Makeup styling during this era was one way to discern differences in status and rank, she said. For instance, lower-ranking women wore heavier makeup, such as thick powder, red lips, blushed cheeks and defined eyebrows. Women from the noble class wore a thin layer of powder and a light application of makeup on their eyebrows on a daily basis. These women reserved more defined makeup for special occasions such as rituals, outings or entertaining guests at their home. Bright, clear skin defined the ideals of beauty, while a clear, lighter complexion symbolized nobility, Park said.
To illustrate how beauty was defined during that era, Park referenced the Joseon-era artwork Mi In Do (“Portrait of a Beauty”) by the late-18th-century Korean painter Shin Yun-bok.

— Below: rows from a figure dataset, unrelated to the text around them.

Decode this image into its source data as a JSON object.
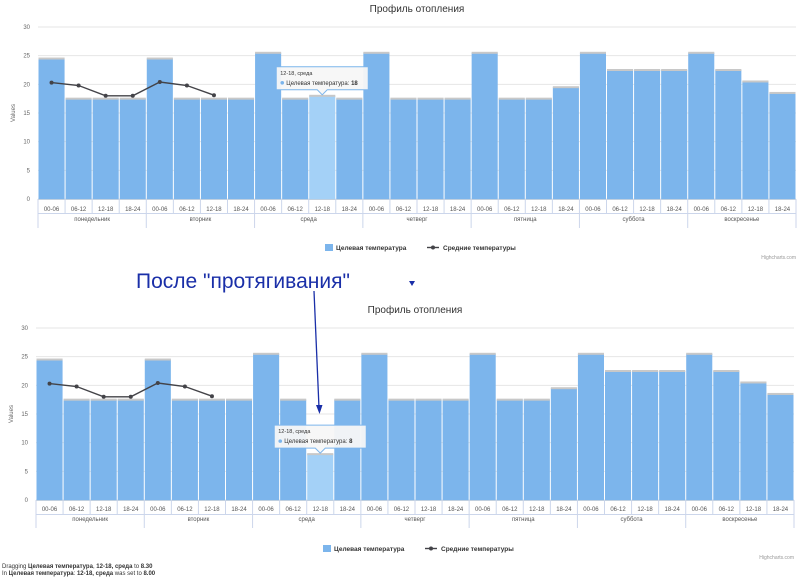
{
  "annotation": {
    "text": "После \"протягивания\"",
    "color": "#1a2fa8"
  },
  "credits": "Highcharts.com",
  "status": {
    "line1": {
      "prefix": "Dragging ",
      "series": "Целевая температура",
      "sep1": ", ",
      "point": "12-18, среда",
      "mid": " to ",
      "value": "8.30"
    },
    "line2": {
      "prefix": "In ",
      "series": "Целевая температура",
      "sep1": ": ",
      "point": "12-18, среда",
      "mid": " was set to ",
      "value": "8.00"
    }
  },
  "chart_data": [
    {
      "type": "bar",
      "title": "Профиль отопления",
      "ylabel": "Values",
      "ylim": [
        0,
        30
      ],
      "yticks": [
        0,
        5,
        10,
        15,
        20,
        25,
        30
      ],
      "grid": true,
      "legend_placement": "bottom-center",
      "days": [
        "понедельник",
        "вторник",
        "среда",
        "четверг",
        "пятница",
        "суббота",
        "воскресенье"
      ],
      "periods": [
        "00-06",
        "06-12",
        "12-18",
        "18-24"
      ],
      "series": [
        {
          "name": "Целевая температура",
          "type": "bar",
          "color": "#7cb5ec",
          "values": [
            24.5,
            17.5,
            17.5,
            17.5,
            24.5,
            17.5,
            17.5,
            17.5,
            25.5,
            17.5,
            18,
            17.5,
            25.5,
            17.5,
            17.5,
            17.5,
            25.5,
            17.5,
            17.5,
            19.5,
            25.5,
            22.5,
            22.5,
            22.5,
            25.5,
            22.5,
            20.5,
            18.5
          ]
        },
        {
          "name": "Средние температуры",
          "type": "line",
          "color": "#434348",
          "values": [
            20.3,
            19.8,
            18,
            18,
            20.4,
            19.8,
            18.1,
            null,
            null,
            null,
            null,
            null,
            null,
            null,
            null,
            null,
            null,
            null,
            null,
            null,
            null,
            null,
            null,
            null,
            null,
            null,
            null,
            null
          ]
        }
      ],
      "tooltip": {
        "index": 10,
        "header": "12-18, среда",
        "series": "Целевая температура",
        "value": "18"
      }
    },
    {
      "type": "bar",
      "title": "Профиль отопления",
      "ylabel": "Values",
      "ylim": [
        0,
        30
      ],
      "yticks": [
        0,
        5,
        10,
        15,
        20,
        25,
        30
      ],
      "grid": true,
      "legend_placement": "bottom-center",
      "days": [
        "понедельник",
        "вторник",
        "среда",
        "четверг",
        "пятница",
        "суббота",
        "воскресенье"
      ],
      "periods": [
        "00-06",
        "06-12",
        "12-18",
        "18-24"
      ],
      "series": [
        {
          "name": "Целевая температура",
          "type": "bar",
          "color": "#7cb5ec",
          "values": [
            24.5,
            17.5,
            17.5,
            17.5,
            24.5,
            17.5,
            17.5,
            17.5,
            25.5,
            17.5,
            8,
            17.5,
            25.5,
            17.5,
            17.5,
            17.5,
            25.5,
            17.5,
            17.5,
            19.5,
            25.5,
            22.5,
            22.5,
            22.5,
            25.5,
            22.5,
            20.5,
            18.5
          ]
        },
        {
          "name": "Средние температуры",
          "type": "line",
          "color": "#434348",
          "values": [
            20.3,
            19.8,
            18,
            18,
            20.4,
            19.8,
            18.1,
            null,
            null,
            null,
            null,
            null,
            null,
            null,
            null,
            null,
            null,
            null,
            null,
            null,
            null,
            null,
            null,
            null,
            null,
            null,
            null,
            null
          ]
        }
      ],
      "tooltip": {
        "index": 10,
        "header": "12-18, среда",
        "series": "Целевая температура",
        "value": "8"
      }
    }
  ]
}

“Women of the Joseon Dynasty had a healthy, more voluptuous shape, [and] thick black hair and soft expressions,” Park said. “They had small, cherry red lips; thin eyebrows like crescent moons; slightly slanted eyes without any creases or folds; a small nose like a single piece of garlic; and a wider forehead. Although they did apply a bit of makeup to their eyebrows, cheeks, and lips, it did not overpower, and maintained their natural complexions within the limit of the natural shape.”
The current trend towards natural and organic beauty products in Korea also has a history steeped in tradition, Park noted. Korean women dyed their nails with bongseonhwa flower petals long before the invention of nail polish, she said, while women in the Joseon era created beauty products from products like beans, milk and eggs.
Alicia Yoon, founder and CEO of the New York–based Korean beauty retail site Peach and Lily, agrees that the current trend in Korea is to look more natural. “The ‘no-makeup makeup’ look is what women strive for,” Yoon said. “The ideal look, as propelled by Korean popular culture and media, is flawless, youthful, radiant skin with slightly flushed cheeks and dewy pink or peach-toned lips. Smoky, dark eyes or darker-hued lips are not as much en vogue today in Korea.”
Although beauty trends have come and gone in Korea, Korean celebrities are gradually moving towards showing their most natural selves, Park said. “Like the woman in Mi In Do, Korean female stars still try to enhance, not hide, their most natural beauty by applying natural makeup that always leaves people wondering [whether] they are or are not wearing makeup,” she said.